Яков был в этой компании тем, кого в психологии малых групп называют «звездой». Он не был лидером, он не выдвигал идей, он не собирал вокруг себя народ. Любительская радиостанция при университете, в которой он дневал и ночевал, была своеобразным клубом для избранных. И бросить утром в курилке: «Я сегодня совершенно не готова к семинару. Вчера у Якова, ― его никто никогда не называл иначе, ― в «башне» так засиделись», ― было равнозначно тому, чтобы в наше время сообщить о ночи, проведенной в самом фешенебельном ночном клубе на закрытом мероприятии. Причем хвастались этим как девушки, так и молодые люди. Я попала в «башню» к Якову совершенно случайно. Меня прихватила с собой Люська.

Да, да все та же Люська, с которой мы учились в одной школе, а теперь в одной группе в институте. Она и здесь была центром, лидером и практически непререкаемым авторитетом. И, конечно, же, первой красавицей.

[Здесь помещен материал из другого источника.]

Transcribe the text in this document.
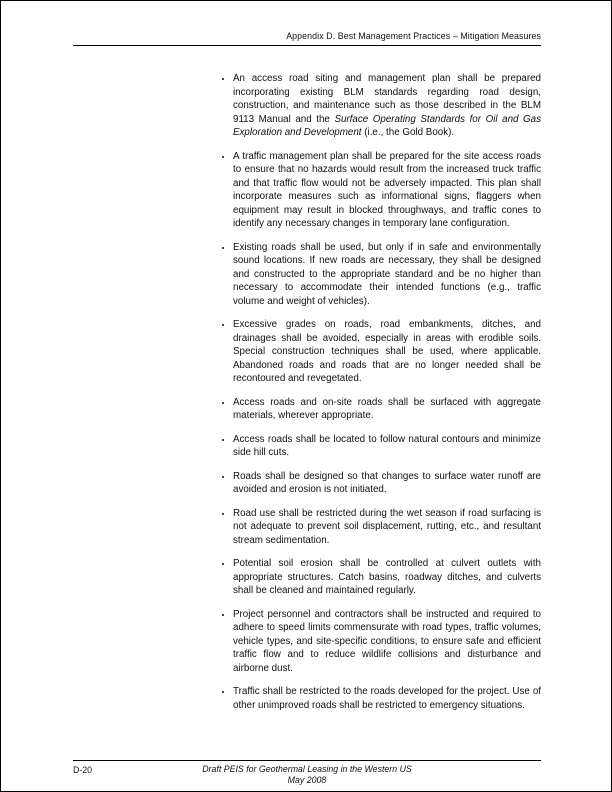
Appendix D. Best Management Practices – Mitigation Measures
• An access road siting and management plan shall be prepared incorporating existing BLM standards regarding road design, construction, and maintenance such as those described in the BLM 9113 Manual and the Surface Operating Standards for Oil and Gas Exploration and Development (i.e., the Gold Book).
• A traffic management plan shall be prepared for the site access roads to ensure that no hazards would result from the increased truck traffic and that traffic flow would not be adversely impacted. This plan shall incorporate measures such as informational signs, flaggers when equipment may result in blocked throughways, and traffic cones to identify any necessary changes in temporary lane configuration.
• Existing roads shall be used, but only if in safe and environmentally sound locations. If new roads are necessary, they shall be designed and constructed to the appropriate standard and be no higher than necessary to accommodate their intended functions (e.g., traffic volume and weight of vehicles).
• Excessive grades on roads, road embankments, ditches, and drainages shall be avoided, especially in areas with erodible soils. Special construction techniques shall be used, where applicable. Abandoned roads and roads that are no longer needed shall be recontoured and revegetated.
• Access roads and on-site roads shall be surfaced with aggregate materials, wherever appropriate.
• Access roads shall be located to follow natural contours and minimize side hill cuts.
• Roads shall be designed so that changes to surface water runoff are avoided and erosion is not initiated.
• Road use shall be restricted during the wet season if road surfacing is not adequate to prevent soil displacement, rutting, etc., and resultant stream sedimentation.
• Potential soil erosion shall be controlled at culvert outlets with appropriate structures. Catch basins, roadway ditches, and culverts shall be cleaned and maintained regularly.
• Project personnel and contractors shall be instructed and required to adhere to speed limits commensurate with road types, traffic volumes, vehicle types, and site-specific conditions, to ensure safe and efficient traffic flow and to reduce wildlife collisions and disturbance and airborne dust.
• Traffic shall be restricted to the roads developed for the project. Use of other unimproved roads shall be restricted to emergency situations.
D-20	Draft PEIS for Geothermal Leasing in the Western US
May 2008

Если бы во времена нашей юности слово «модель» означало не модель самолета, корабля или какой-нибудь машины, а уже приобрело то единственное содержание, которое при этом слове всплывает у всех теперь, то я бы с уверенностью сказала: Люська ― модель. По ней плакали бы самые известные подиумы мира. Высоченная, худющая, как говорили тогда, стройная, сказали бы сейчас, не нуждающаяся для этого ни в каких диетах, уверенная в своей неотразимости, и по настоящему, почти невозможно рыжая. Это были не волосы ― это была грива, от попыток причесать которую отказывались парикмахеры и даже почти армейский порядок, заведенный в школе, где мы с ней учились, отступил перед невозможностью заставить это чудо природы укладываться в аккуратную школьную прическу для «порядочных девочек». Никогда в жизни больше я не видела таких волос.